Chaotic advection in a steady three-dimensional MHD flow

TL;DR

This paper studies how steady 3D magnetohydrodynamic flows in a cubic cavity can produce chaotic advection, leading to efficient mixing, by analyzing flow structures, chaos indicators, and mixing metrics.

Contribution

It demonstrates that superimposing multiple recirculation cells in a steady MHD flow can induce chaos and enhance mixing, providing insights into flow control for mixing processes.

Findings

Chaotic advection is achieved through superposition of flow cells.

Flow analysis shows the presence of chaotic streamlines.

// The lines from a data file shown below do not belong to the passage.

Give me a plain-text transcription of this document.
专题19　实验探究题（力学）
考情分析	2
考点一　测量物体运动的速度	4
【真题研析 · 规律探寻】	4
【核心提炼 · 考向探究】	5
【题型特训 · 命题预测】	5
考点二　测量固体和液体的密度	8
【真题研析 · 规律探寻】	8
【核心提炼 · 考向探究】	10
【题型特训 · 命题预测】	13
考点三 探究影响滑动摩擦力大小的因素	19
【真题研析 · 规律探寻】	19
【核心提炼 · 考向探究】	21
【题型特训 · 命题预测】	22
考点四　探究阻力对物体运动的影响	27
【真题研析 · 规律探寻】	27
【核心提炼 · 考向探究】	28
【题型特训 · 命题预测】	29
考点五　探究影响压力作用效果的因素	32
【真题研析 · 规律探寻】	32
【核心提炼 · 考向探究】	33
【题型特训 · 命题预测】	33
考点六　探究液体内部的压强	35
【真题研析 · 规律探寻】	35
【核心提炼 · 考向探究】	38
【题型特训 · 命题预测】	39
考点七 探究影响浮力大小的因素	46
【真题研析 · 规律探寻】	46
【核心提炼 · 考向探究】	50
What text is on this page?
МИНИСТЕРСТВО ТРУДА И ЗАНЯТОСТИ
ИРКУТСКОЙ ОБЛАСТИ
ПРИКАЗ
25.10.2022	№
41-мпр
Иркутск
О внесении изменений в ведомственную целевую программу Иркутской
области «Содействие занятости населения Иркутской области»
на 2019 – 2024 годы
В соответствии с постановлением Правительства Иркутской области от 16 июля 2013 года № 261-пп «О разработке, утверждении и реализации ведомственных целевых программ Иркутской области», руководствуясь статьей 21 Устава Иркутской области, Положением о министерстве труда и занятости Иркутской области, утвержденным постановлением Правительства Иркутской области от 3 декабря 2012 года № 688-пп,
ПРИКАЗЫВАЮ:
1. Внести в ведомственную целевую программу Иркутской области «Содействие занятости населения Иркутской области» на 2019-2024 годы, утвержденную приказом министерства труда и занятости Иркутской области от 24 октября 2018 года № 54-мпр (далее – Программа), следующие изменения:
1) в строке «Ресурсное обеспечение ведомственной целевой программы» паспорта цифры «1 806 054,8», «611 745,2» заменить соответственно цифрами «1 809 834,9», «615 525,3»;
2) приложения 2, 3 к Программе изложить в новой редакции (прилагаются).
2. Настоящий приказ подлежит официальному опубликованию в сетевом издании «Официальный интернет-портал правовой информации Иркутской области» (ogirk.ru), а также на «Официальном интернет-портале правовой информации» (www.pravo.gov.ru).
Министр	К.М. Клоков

Mixing efficiency is significantly improved despite individual vortex limitations.

Abstract

We investigate the 3D stationary flow of a weakly conducting fluid in a cubic cavity, driven by the Lorentz force created by two permanent magnets and a weak constant current. Our goal is to determine the conditions leading to efficient mixing within the cavity. The flow is composed of a large recirculation cell created by one side magnet, superposed to two recirculation cells created by a central magnet perpendicular to the first one. The overall structure of this flow, obtained here by solving the Stokes equations with Lorentz forcing, is similar to the tri-cellular model flow studied by Toussaint et. al. (Phys. Fluids. 7, 1995). Chaotic advection in this flow is analyzed by means of Poincar\'e sections, Lyapunov exponents and expansion entropies. In addition, we quantify the quality of mixing by computing contamination rates, homogeneity, as well as mixing times. Though individual vortices have poor mixing properties, the superposition of both flows creates chaotic streamlines and efficient mixing.